The "LLM Council" operates as a local web application, utilizing OpenRouter to dispatch user queries to a selection of leading LLMs, including those from OpenAI, Google, Anthropic, and xAI. Each model initially provides an independent response. Subsequently, these individual outputs are cross-reviewed by each LLM, with identities anonymized to ensure objective ranking based on accuracy and insight.

Following the review stage, a designated "Chairman" LLM then aggregates and synthesizes the evaluated responses into a single, comprehensive final answer presented to the user. Karpathy described the project as a "fun Saturday hack," emphasizing its "vibe coded" nature and his intent to explore side-by-side LLM evaluation, particularly for tasks like reading books. He noted, "Code is ephemeral now and libraries are over, ask your LLM to change it in whatever way you like."

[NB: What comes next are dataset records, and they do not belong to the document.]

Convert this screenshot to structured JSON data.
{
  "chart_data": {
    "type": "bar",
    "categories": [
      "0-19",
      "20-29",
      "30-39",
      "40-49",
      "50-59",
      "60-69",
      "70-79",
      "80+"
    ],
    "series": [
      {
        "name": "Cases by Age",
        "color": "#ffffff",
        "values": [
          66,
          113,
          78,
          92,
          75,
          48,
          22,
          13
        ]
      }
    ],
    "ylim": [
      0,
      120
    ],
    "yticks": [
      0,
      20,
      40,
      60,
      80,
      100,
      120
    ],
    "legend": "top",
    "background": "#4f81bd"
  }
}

OpenRouter, a platform that facilitates access to various LLMs, plays a crucial role by routing the queries and managing the interactions between the council members. Users configure the participating LLMs and the Chairman model through a simple setup, requiring an OpenRouter API key. This approach allows for direct comparison and consensus-building among diverse AI perspectives.

Karpathy, known for his previous work as Director of AI at Tesla and projects like llm.c, continues to push the boundaries of LLM application and evaluation. The "LLM Council" offers a practical framework for users to gain more nuanced and thoroughly vetted information from the rapidly evolving landscape of large language models.